Student loan debt is causing young Americans to put homeownership on the back burner, according to two papers published by the Federal Reserve.
This is what the central bank found:
- Homeownership for adults ages 24 to 32 fell 9% from 2005 to 2014
- 2% of the 9% decline is due to student debt
- 400,000 borrowers didn’t purchase a home as a result of student loan debt
- Student loan balances have more than doubled to about $1.5 trillion in the last decade
- The average debt per student between the ages of 24 to 32 set rose from $5,000 to $10,000 from 2005 to 2014
“While investing in postsecondary education continues to yield, on average, positive and substantial returns, burdensome student loan debt levels may be lessening these benefits,” the researchers noted.
“On the one hand, student loan payments may reduce an individual’s ability to save for a down payment or qualify for a mortgage.

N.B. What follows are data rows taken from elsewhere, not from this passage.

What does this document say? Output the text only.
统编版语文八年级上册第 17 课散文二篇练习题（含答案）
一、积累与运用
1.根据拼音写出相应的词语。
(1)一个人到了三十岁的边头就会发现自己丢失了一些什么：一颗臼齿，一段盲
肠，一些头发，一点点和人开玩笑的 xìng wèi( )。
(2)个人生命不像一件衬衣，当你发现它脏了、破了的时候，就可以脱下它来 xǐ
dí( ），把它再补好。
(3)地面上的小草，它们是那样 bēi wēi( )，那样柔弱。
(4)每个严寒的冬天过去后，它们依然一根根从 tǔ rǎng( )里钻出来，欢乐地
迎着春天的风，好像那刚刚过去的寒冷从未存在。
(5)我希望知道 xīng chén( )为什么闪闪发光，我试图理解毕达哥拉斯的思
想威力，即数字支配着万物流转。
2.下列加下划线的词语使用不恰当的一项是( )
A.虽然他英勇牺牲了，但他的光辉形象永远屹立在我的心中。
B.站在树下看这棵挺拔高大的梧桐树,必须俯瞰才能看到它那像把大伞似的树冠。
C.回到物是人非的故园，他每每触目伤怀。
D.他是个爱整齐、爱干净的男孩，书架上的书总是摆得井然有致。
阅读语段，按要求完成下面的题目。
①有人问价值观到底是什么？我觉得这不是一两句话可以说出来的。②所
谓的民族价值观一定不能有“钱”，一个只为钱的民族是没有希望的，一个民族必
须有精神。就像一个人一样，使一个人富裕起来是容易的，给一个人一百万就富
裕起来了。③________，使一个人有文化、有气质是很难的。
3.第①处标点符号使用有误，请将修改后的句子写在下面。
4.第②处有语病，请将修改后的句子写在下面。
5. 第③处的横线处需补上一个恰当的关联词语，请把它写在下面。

On the other hand, investments in higher education also, on average, result in higher earnings and lower rates of unemployment,” wrote the researchers.
The Fed also looked at the relationship between student debt and a migration of debt holders from rural areas. Over half of borrowers moved out of rural areas to urban areas in the last six years of incurring the debt.
“The loss of college educated young people could have important effects on the economic vitality of rural areas and raises questions about what rural policymakers could do to retain a larger share of these individuals,” the researchers wrote. “As more college students borrow to finance their educations, this question becomes even more pressing.”
A Hurting Housing Market
Just last month, the National Association of Home Builders/Wells Fargo Housing Market Index hit a three-year low. A combination of rising interest rates and low home affordability dented the housing market for much of 2018.